Take a matrix M. This is a linear transformation. Look at what happens to the unit cube, and ask what volume the result has?

The answer is the determinant of the matrix.

Ah, what the heck. Here's how I think about this, which is heavily influenced by working on some problems related to lattices (from the geometry of numbers).

How could you generalize the cross product to higher dimension? What the cross product does is that it takes two linearly independent 3-dim vectors and gives you some kind of canonical vector orthogonal to both of them.

Can you find a reasonably canonical operation that, given two linearly independent d-dim vectors gives you some kind of canonical vector orthogonal to both of them? The answer is basically no.

However, you can find a reasonable operation that, given d-1 linearly independent d-dim vectors a(1) ... a(d-1), gives you a canonical vector v orthogonal to all of them. This vector should be the unique solution of a system of linear equations aj * v = 0, z * v = 1.

One way to resolve such a system is using Cramer's rule: each coordinate of v is a determinant of the matrix A of the system with one column replaced by the right-hand side, divided by the determinant of A. There are a number of reasons for not liking this division: (1) it is impractical if you prefer to work with coefficient in a ring (such as the integers) instead of a field; (2) the cross product is defined without any divisions; (3) the determinant of A depends on your choice of z, but the determinants in the numerators do not depend on the choice of z.
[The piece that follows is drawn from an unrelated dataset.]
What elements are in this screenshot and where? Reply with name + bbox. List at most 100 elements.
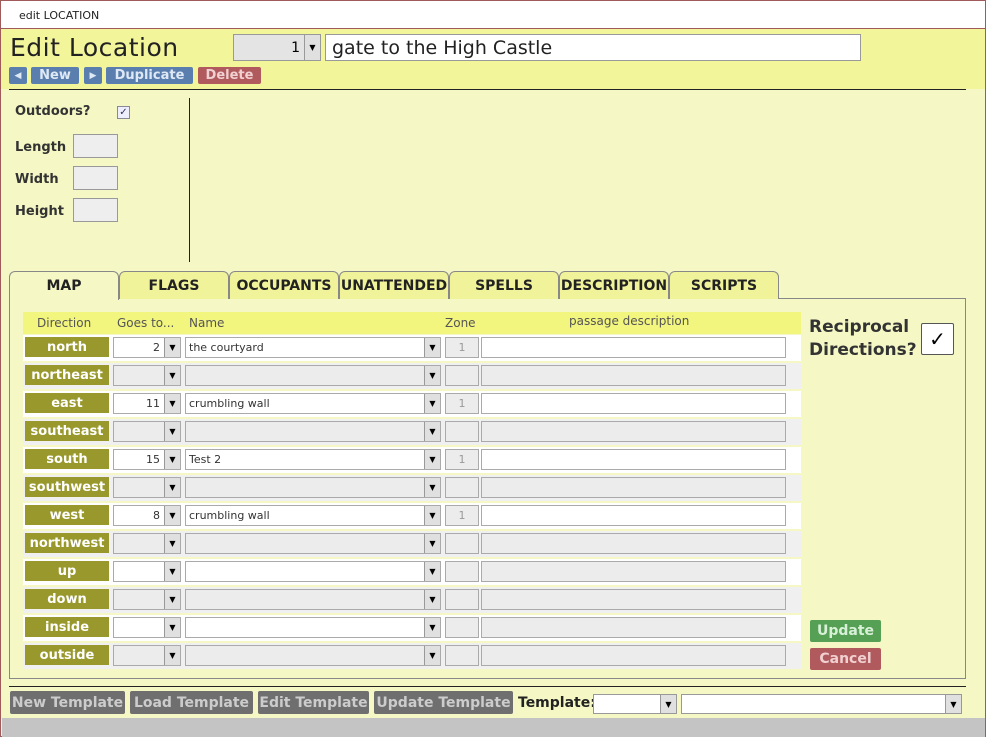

So we just forget about the division, which is the same as choosing z such that det(A) = 1.

That gives you a higher-dimensional generalization of the cross product. Okay, so now how long is v going to be?

Well, for that you have to understand that the volume of the parallelepiped (skewed box) spanned by linearly independent vectors is equal to the determinant of the matrix that contains those vectors as rows or columns (or the square-root of the matrix multiplied with its transpose if you don't have a full-dimensional set). There are a number of ways to see this; one of them is that the parallelepiped is obtained via a linear transformation of the unit cube by that matrix, and linear transformations scale volume by the (absolute value of) the determinant.

So the determinant of A is the height of z over the hyperplane spanned by a(1) ... a(d-1) times the (d-1)-dimensional volume of the parallelepiped spanned by them. This means that the height of z is the inverse of that volume (becaues we chose z so that det(A) = 1). But then since z * v = 1, the length of v must be equal to that volume, so that the volume and its inverse cancel.

Now go back to the case d=3 and compute the size of the parallelepiped (aka parallelogram) spanned by your two starting vectors. Voila, you get exactly the formula for the length of the cross product. Compute the square-root of the determinant that you get when you multiple the matrix containing the two vectors as rows with its transpose. Voila, you get exactly the same formula again :)

(In fact, if you look at how the components of the cross product in d=3 are computed, you'll find the 2x2 subdeterminants of that 2x3 matrix - and that fits perfectly with what I wrote above about using Cramer's rule.)